Emmanuel Macron au NAWF Women Entrepreneurs: l’entreprenariat est une façon de choisir sa vie

Par Nadine Abou Zaki


“Tu es disponible mercredi à une heure ? Nous organisons un déjeuner avec Emmanuel Macron à Tawlet (Mar Mikhael) durant sa visite au Liban en tant que candidat à la présidentielle.” C’est avec surprise que je reçois le message d’Aurélien Lechevallier, responsable de la campagne électorale de Macron. Annuler mon cours de philosophie à l’Université ou répondre positivement à son invitation? Tant pis, mes élèves seront en congé ce jour-là! C’est la tentation de déjeuner avec Macron qui prend le dessus.

Emmanuel Macron… Je voulais en savoir davantage sur celui qui était encore il y a trois mois candidat à l’élection présidentielle – avant son triomphe aujourd’hui. Recherches rapides. Je m’arrête sur une information à laquelle je ne peux être indifférente : des études de philosophie. Philosophie et politique... En effet, que vaut la philosophie sans la confrontation au réel ? Et que vaut le réel sans son rapport au concept ? Le rôle de la philosophie se limiterait-il à discourir sur un ailleurs plus ou moins abstrait et métaphysique ? La philosophie ne prend-elle pas, au contraire, son sens dans la relation à l’autre, l’expérience du plus quotidien, du plus élémentaire, du plus rudimentaire ? Et qu’en est-il d’Emmanuel Macron ? Serait-il un philosophe au pouvoir ?

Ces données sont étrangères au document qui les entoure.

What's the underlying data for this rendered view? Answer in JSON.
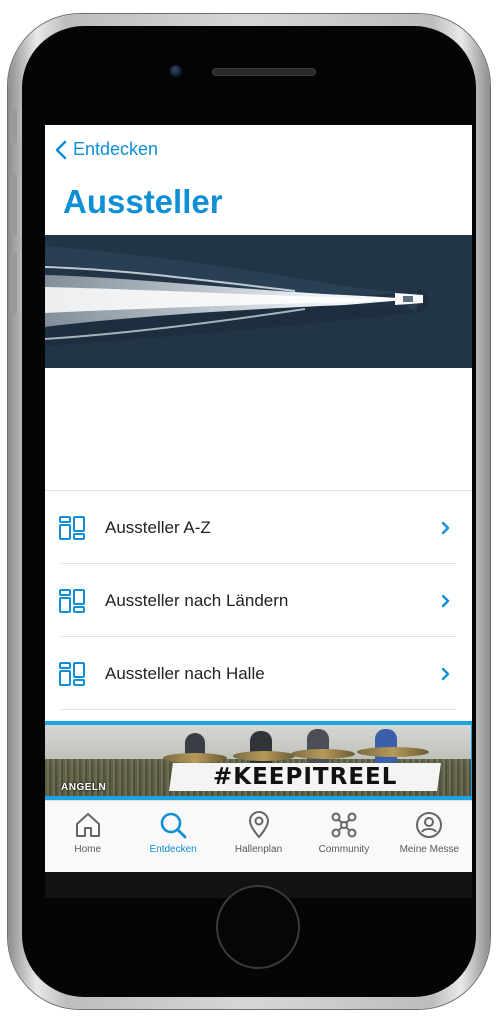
{
  "nav": {
    "back_label": "Entdecken"
  },
  "page": {
    "title": "Aussteller"
  },
  "list": {
    "items": [
      {
        "label": "Aussteller A-Z"
      },
      {
        "label": "Aussteller nach Ländern"
      },
      {
        "label": "Aussteller nach Halle"
      }
    ]
  },
  "banner": {
    "hashtag": "#KEEPITREEL",
    "category": "ANGELN"
  },
  "tabbar": {
    "tabs": [
      {
        "label": "Home",
        "icon": "home-icon"
      },
      {
        "label": "Entdecken",
        "icon": "search-icon"
      },
      {
        "label": "Hallenplan",
        "icon": "location-pin-icon"
      },
      {
        "label": "Community",
        "icon": "network-icon"
      },
      {
        "label": "Meine Messe",
        "icon": "user-icon"
      }
    ],
    "active": "Entdecken"
  },
  "colors": {
    "accent": "#0e8fd6",
    "banner_border": "#1aa4e5"
  }
}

Ah que c’est bon de renaître !

En tout cas, un candidat non conformiste d’après ce qui m’est d’abord apparu ! Notamment son mariage avec une femme de 24 ans son aînée, Brigitte. Brigitte, ou l’amour impossible. Brigitte ou la transgression de l’impossible. Une histoire entre un lycéen de 15 ans et sa professeure de lettres. “Ah que c’est bon de renaître !” s’exclame Macron pour la représentation de fin d’année durant l’atelier de théâtre qu’ animait Brigitte. La rencontre avec Brigitte, n’étaient-ce pas déjà les prémices de la relation maître-disciple dont l’initiation philosophique est l’illustration par excellence ? Et est-ce un hasard que Macron ait aimé une femme de lettres, lui qui, plus jeune, avait écrit un roman non publié intitulé “Babylone, Babylone” ? Ne rêvait-il pas de devenir écrivain lorsqu’il s’évadait dans les livres de Gide ou Cocteau, invité à la lecture par sa grand-mère qui lui a fait découvrir Molière, Racine ou Camus ? Brigitte n’a-t-elle pas conduit ses pas dans le monde des livres que lui avait ouvert sa grand-mère, et stimulé son esprit critique ?

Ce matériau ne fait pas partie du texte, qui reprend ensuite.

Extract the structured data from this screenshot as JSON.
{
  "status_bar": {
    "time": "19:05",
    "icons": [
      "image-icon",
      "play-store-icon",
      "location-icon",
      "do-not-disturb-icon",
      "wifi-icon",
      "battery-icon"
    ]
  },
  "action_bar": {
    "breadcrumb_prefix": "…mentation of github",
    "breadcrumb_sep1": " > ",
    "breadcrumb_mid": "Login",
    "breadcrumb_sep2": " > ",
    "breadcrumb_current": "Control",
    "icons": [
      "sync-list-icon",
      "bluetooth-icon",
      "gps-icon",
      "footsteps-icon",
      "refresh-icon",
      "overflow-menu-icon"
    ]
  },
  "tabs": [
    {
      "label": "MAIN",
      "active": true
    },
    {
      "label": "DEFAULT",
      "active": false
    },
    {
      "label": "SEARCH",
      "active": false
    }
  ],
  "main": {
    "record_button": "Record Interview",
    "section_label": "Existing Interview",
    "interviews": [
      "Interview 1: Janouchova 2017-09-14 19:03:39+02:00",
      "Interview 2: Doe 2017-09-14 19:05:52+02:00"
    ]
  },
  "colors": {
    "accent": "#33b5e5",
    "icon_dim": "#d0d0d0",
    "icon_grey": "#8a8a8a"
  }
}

Macron se familiarise avec la cuisine libanaise

C’est ainsi que je suis arrivée au déjeuner. Avec la curiosité de rencontrer un original. Nous étions une dizaine, Français et Libanais, y compris des représentants de la société civile. Nous avons longuement discuté debout dans l’attente de Macron à Talwet. Cette rencontre dans un restaurant libanais traditionnel s’annonçait informelle. Macron a fini par arriver. Il a salué chacun de nous par une poignée de main et un regard prolongé. Il s’attendait à ce que l’on se présente. L’assurance du geste, cette présence dans le regard lui étaient-elles naturelles, ou n’étaient-elles que le produit de cette nouvelle mode de “media trainings” qu’on fait aux politiciens ?

Nous nous sommes installés à table pour nous diriger ensuite vers le buffet et nous servir. Des cuisiniers et cuisinières se tenaient là et avaient préparés chacun des plats de leur région. C’était l’occasion pour les télévisions françaises présentes de prendre des photos de Macron dans un cadre inhabituel, et une ambiance agréable de rires, des sourires. C’est aussi dans cette ambiance chaleureuse, spontanée et conviviale que s’est déroulé le déjeuner.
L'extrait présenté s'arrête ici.